2. In class we noted that a number of carefully run trials and interventions have tried to induce health-relevant behavioural changes. However, the expected differences in behaviour and health outcomes has failed to ensue. Why might experiments/ health interventions intended to support healthier behaviour fail?
3. In what ways does life for the average person living in Montreal differ today from 100 years ago? How might differences affect infant mortality? Life expectancy? The patterns of disease and disability?

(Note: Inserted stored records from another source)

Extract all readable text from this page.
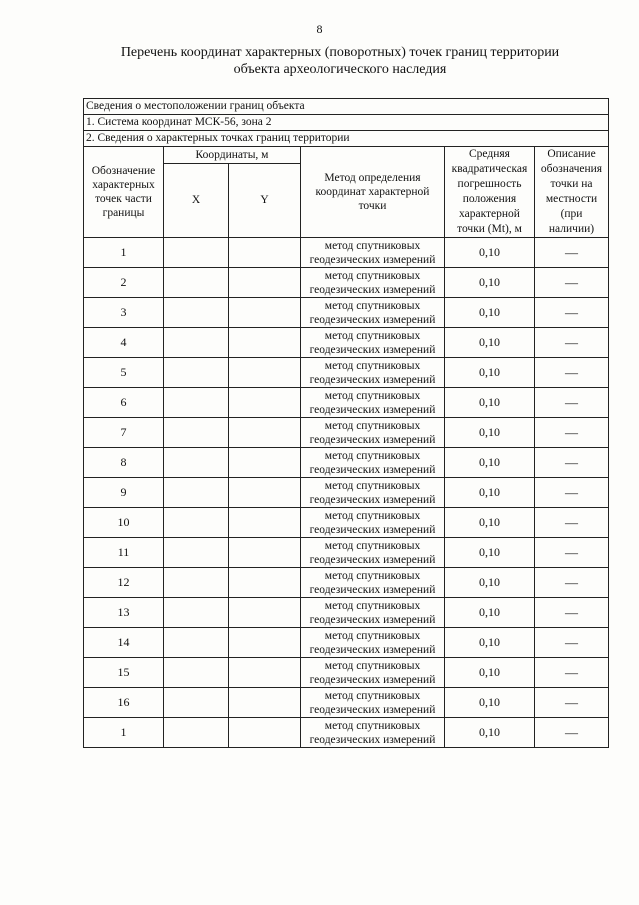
8
Перечень координат характерных (поворотных) точек границ территории
объекта археологического наследия
Сведения о местоположении границ объекта					
1. Система координат МСК-56, зона 2					
2. Сведения о характерных точках границ территории					
Обозначение характерных точек части границы	Координаты, м		Метод определения координат характерной точки	Средняя квадратическая погрешность положения характерной точки (Mt), м	Описание обозначения точки на местности (при наличии)
	X	Y			
1			метод спутниковых
геодезических измерений	0,10	—
2			метод спутниковых
геодезических измерений	0,10	—
3			метод спутниковых
геодезических измерений	0,10	—
4			метод спутниковых
геодезических измерений	0,10	—
5			метод спутниковых
геодезических измерений	0,10	—
6			метод спутниковых
геодезических измерений	0,10	—
7			метод спутниковых
геодезических измерений	0,10	—
8			метод спутниковых
геодезических измерений	0,10	—
9			метод спутниковых
геодезических измерений	0,10	—
10			метод спутниковых
геодезических измерений	0,10	—
11			метод спутниковых
геодезических измерений	0,10	—
12			метод спутниковых
геодезических измерений	0,10	—
13			метод спутниковых
геодезических измерений	0,10	—
14			метод спутниковых
геодезических измерений	0,10	—
15			метод спутниковых
геодезических измерений	0,10	—
16			метод спутниковых
геодезических измерений	0,10	—
1			метод спутниковых
геодезических измерений	0,10	—
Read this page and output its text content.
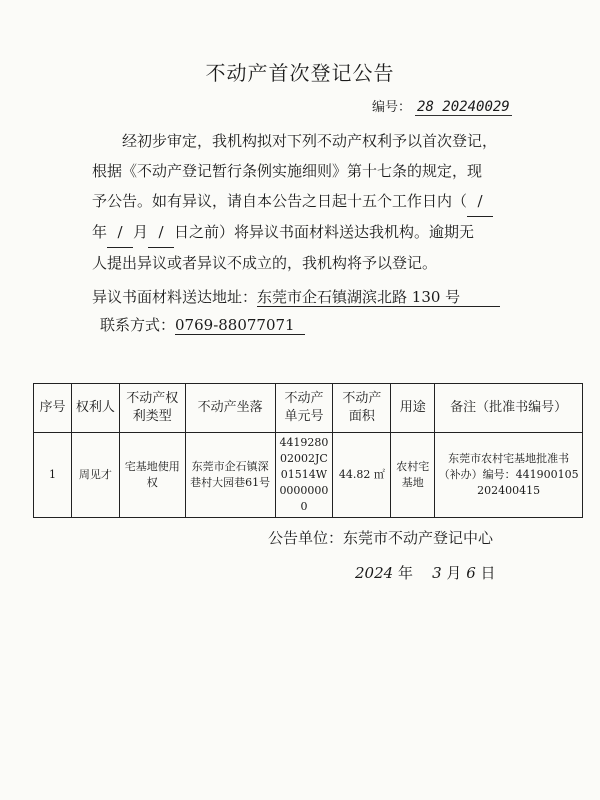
不动产首次登记公告
编号： 28 20240029

经初步审定，我机构拟对下列不动产权利予以首次登记，

根据《不动产登记暂行条例实施细则》第十七条的规定，现

予公告。如有异议，请自本公告之日起十五个工作日内（ /

年 / 月 / 日之前）将异议书面材料送达我机构。逾期无

人提出异议或者异议不成立的，我机构将予以登记。

异议书面材料送达地址：东莞市企石镇湖滨北路 130 号
联系方式：0769-88077071
序号	权利人	不动产权利类型	不动产坐落	不动产单元号	不动产面积	用途	备注（批准书编号）
1	周见才	宅基地使用权	东莞市企石镇深巷村大园巷61号	441928002002JC01514W00000000	44.82 ㎡	农村宅基地	东莞市农村宅基地批准书（补办）编号：441900105202400415
公告单位：东莞市不动产登记中心
2024 年 3 月 6 日
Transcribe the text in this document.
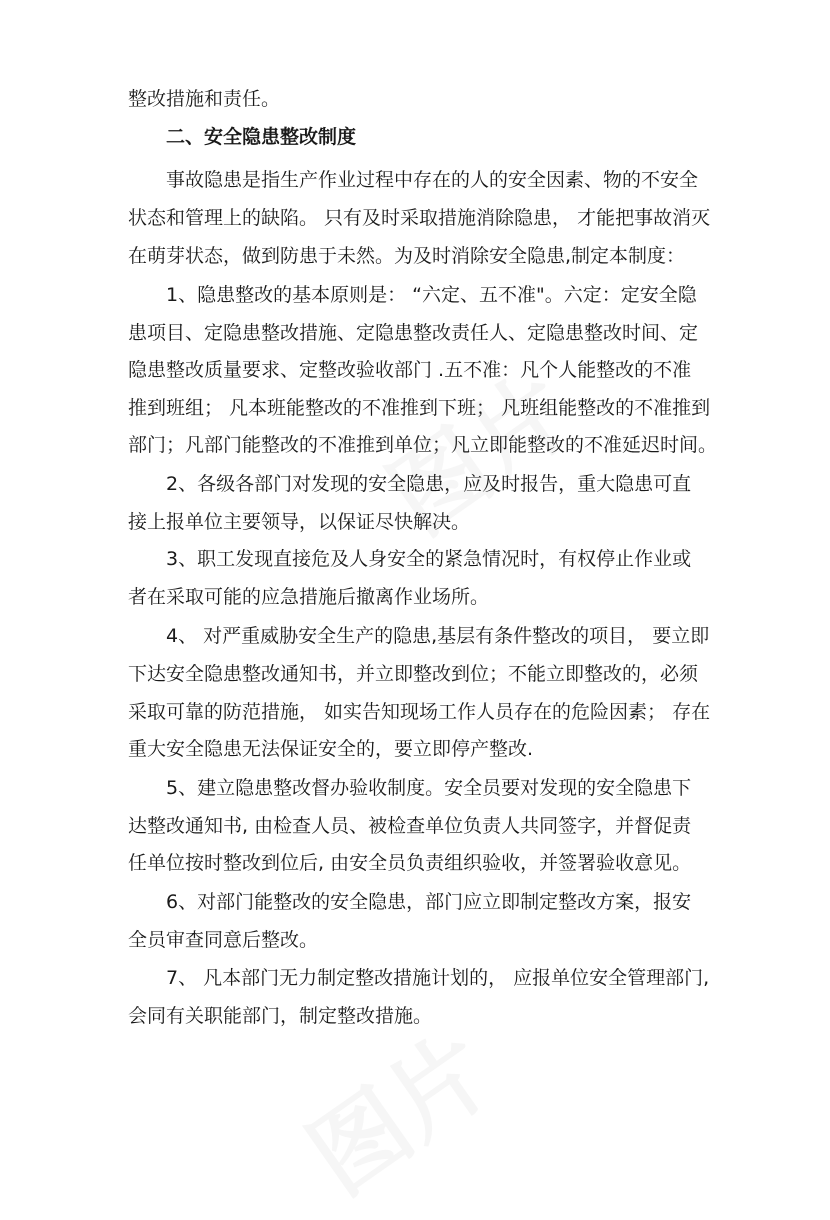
整改措施和责任。
二、安全隐患整改制度
事故隐患是指生产作业过程中存在的人的安全因素、物的不安全
状态和管理上的缺陷。 只有及时采取措施消除隐患， 才能把事故消灭
在萌芽状态，做到防患于未然。为及时消除安全隐患,制定本制度：
1、隐患整改的基本原则是： “六定、五不准"。六定：定安全隐
患项目、定隐患整改措施、定隐患整改责任人、定隐患整改时间、定
隐患整改质量要求、定整改验收部门 .五不准：凡个人能整改的不准
推到班组； 凡本班能整改的不准推到下班； 凡班组能整改的不准推到
部门；凡部门能整改的不准推到单位；凡立即能整改的不准延迟时间。
2、各级各部门对发现的安全隐患，应及时报告，重大隐患可直
接上报单位主要领导，以保证尽快解决。
3、职工发现直接危及人身安全的紧急情况时，有权停止作业或
者在采取可能的应急措施后撤离作业场所。
4、 对严重威胁安全生产的隐患,基层有条件整改的项目， 要立即
下达安全隐患整改通知书，并立即整改到位；不能立即整改的，必须
采取可靠的防范措施， 如实告知现场工作人员存在的危险因素； 存在
重大安全隐患无法保证安全的，要立即停产整改.
5、建立隐患整改督办验收制度。安全员要对发现的安全隐患下
达整改通知书, 由检查人员、被检查单位负责人共同签字，并督促责
任单位按时整改到位后, 由安全员负责组织验收，并签署验收意见。
6、对部门能整改的安全隐患，部门应立即制定整改方案，报安
全员审查同意后整改。
7、 凡本部门无力制定整改措施计划的， 应报单位安全管理部门,
会同有关职能部门，制定整改措施。
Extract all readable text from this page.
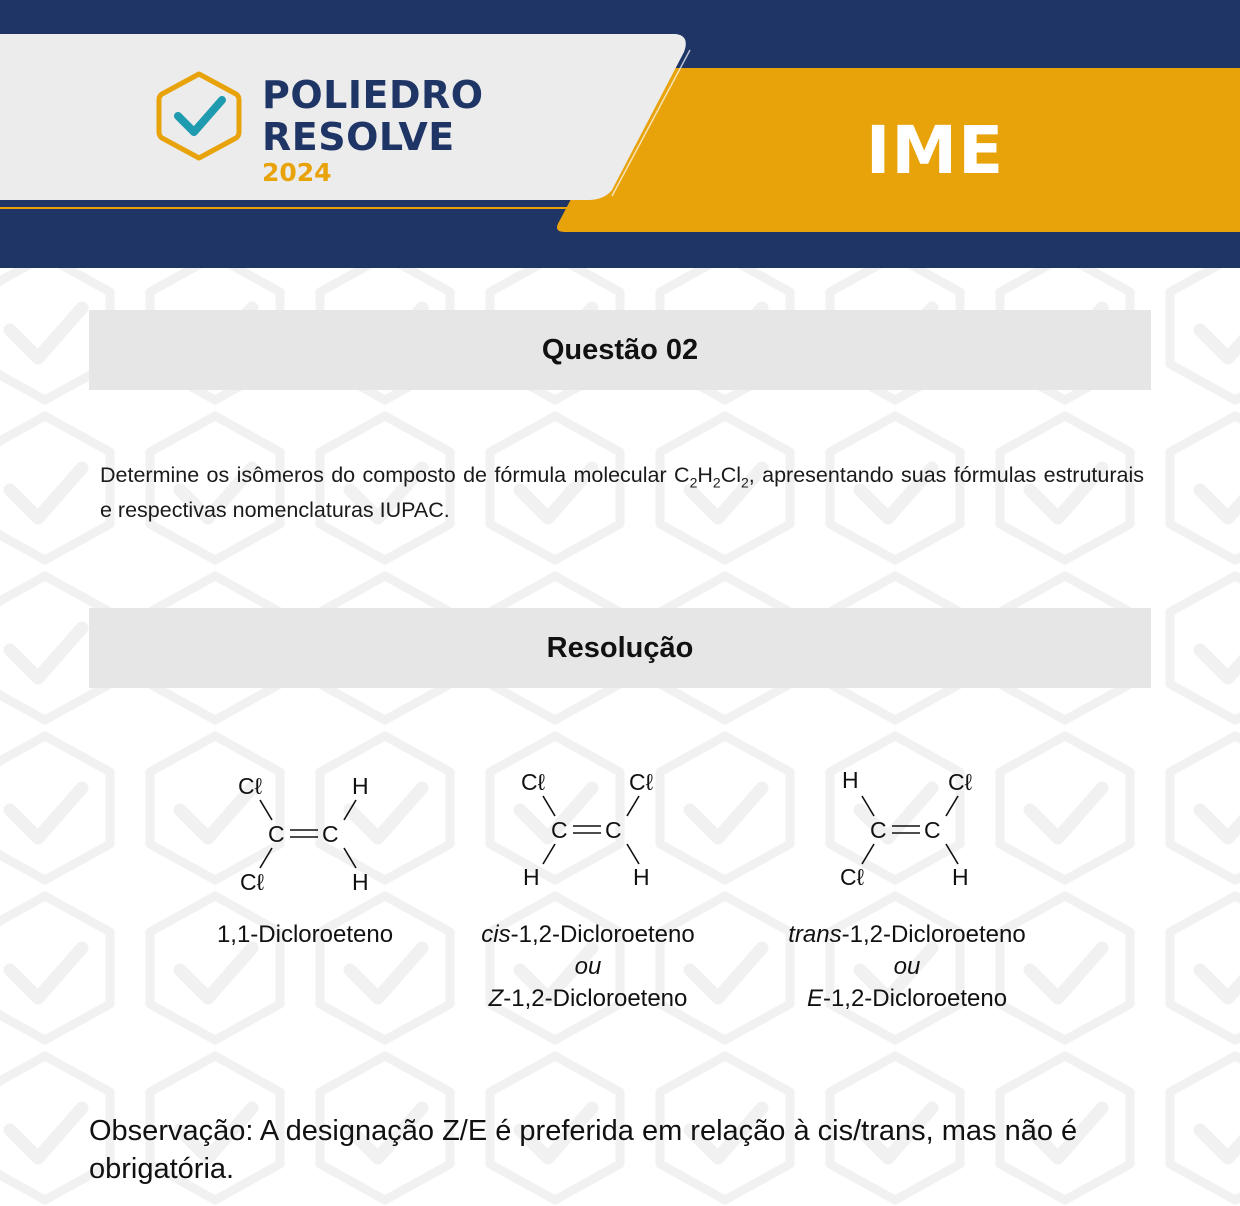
POLIEDRO
RESOLVE
2024	IME
Questão 02
Determine os isômeros do composto de fórmula molecular $C_2H_2Cl_2$, apresentando suas fórmulas estruturais e respectivas nomenclaturas IUPAC.
Resolução
Cℓ	H
C C
Cℓ	H
1,1-Dicloroeteno
Cℓ	Cℓ
C C
H	H
cis-1,2-Dicloroeteno
ou
Z-1,2-Dicloroeteno
H	Cℓ
C C
Cℓ	H
trans-1,2-Dicloroeteno
ou
E-1,2-Dicloroeteno
Observação: A designação Z/E é preferida em relação à cis/trans, mas não é obrigatória.
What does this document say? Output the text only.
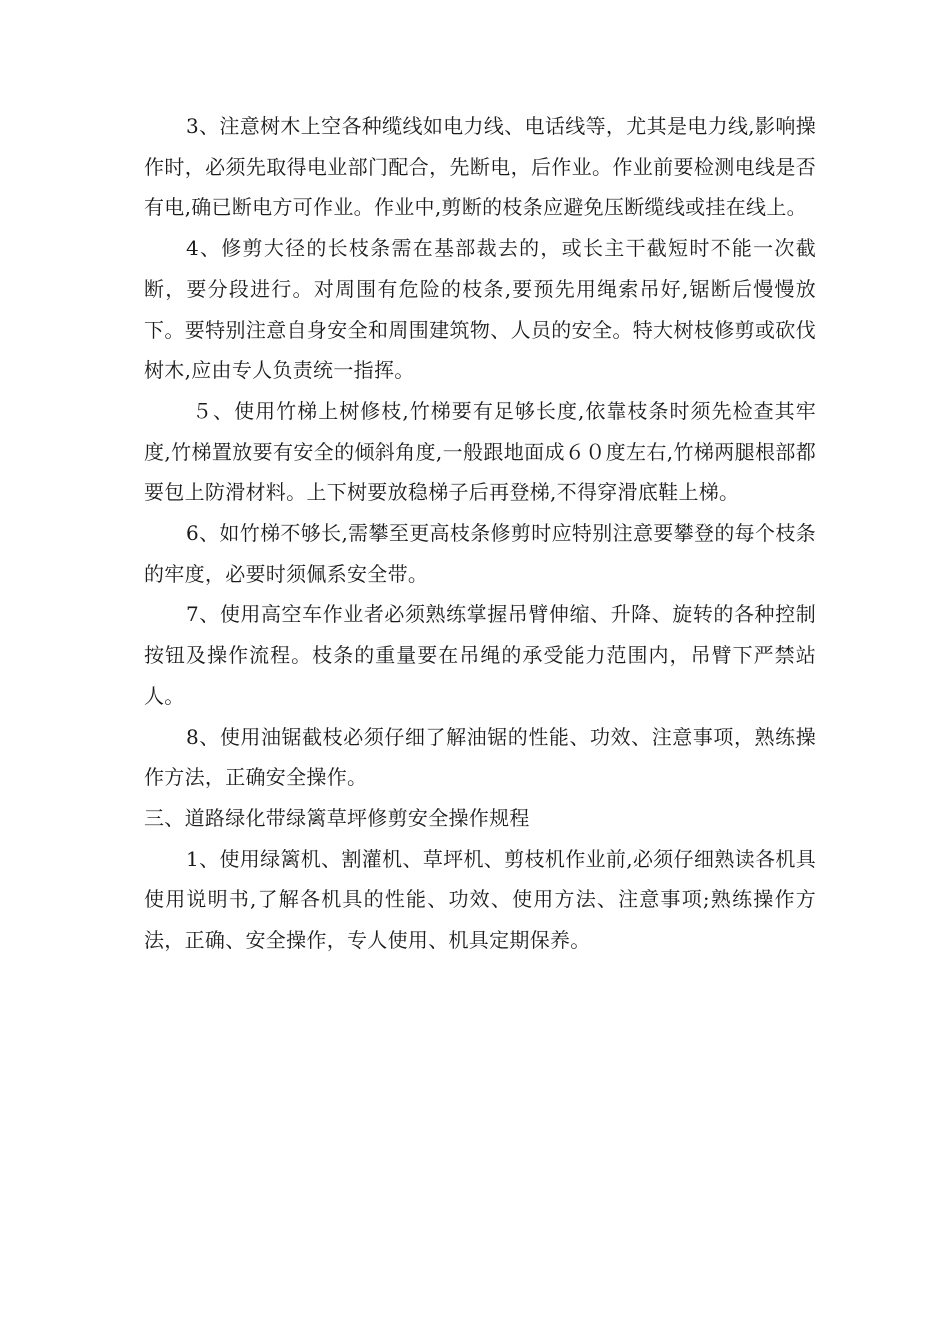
3、注意树木上空各种缆线如电力线、电话线等，尤其是电力线,影响操作时，必须先取得电业部门配合，先断电，后作业。作业前要检测电线是否有电,确已断电方可作业。作业中,剪断的枝条应避免压断缆线或挂在线上。

4、修剪大径的长枝条需在基部裁去的，或长主干截短时不能一次截断，要分段进行。对周围有危险的枝条,要预先用绳索吊好,锯断后慢慢放下。要特别注意自身安全和周围建筑物、人员的安全。特大树枝修剪或砍伐树木,应由专人负责统一指挥。

５、使用竹梯上树修枝,竹梯要有足够长度,依靠枝条时须先检查其牢度,竹梯置放要有安全的倾斜角度,一般跟地面成６０度左右,竹梯两腿根部都要包上防滑材料。上下树要放稳梯子后再登梯,不得穿滑底鞋上梯。

6、如竹梯不够长,需攀至更高枝条修剪时应特别注意要攀登的每个枝条的牢度，必要时须佩系安全带。

7、使用高空车作业者必须熟练掌握吊臂伸缩、升降、旋转的各种控制按钮及操作流程。枝条的重量要在吊绳的承受能力范围内，吊臂下严禁站人。

8、使用油锯截枝必须仔细了解油锯的性能、功效、注意事项，熟练操作方法，正确安全操作。

三、道路绿化带绿篱草坪修剪安全操作规程

1、使用绿篱机、割灌机、草坪机、剪枝机作业前,必须仔细熟读各机具使用说明书,了解各机具的性能、功效、使用方法、注意事项;熟练操作方法，正确、安全操作，专人使用、机具定期保养。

4. As we saw in class, at lower stages of economic development, infectious, parasitic, and nutritional diseases afflict predominantly the less well-off while the rarer chronic diseases such as coronary heart disease afflict mostly the rich. In other words, as social and economic change advance, infectious, parasitic, and nutritional diseases became rarer, but chronic diseases became more common, amongst the less well-off, not the rich. What lies behind these important changes? What features of our modern society are driving coronary heart disease, diabetes, and renal failure, particularly amongst the less well-off members of our society?
5. Preventive medicine—screening, early diagnosis, and putting people on medication to modify risk factors like blood pressure—is not making much progress in creating a healthier public. Why?
6. Why might the distribution of resources within a society have a decisive impact on its health?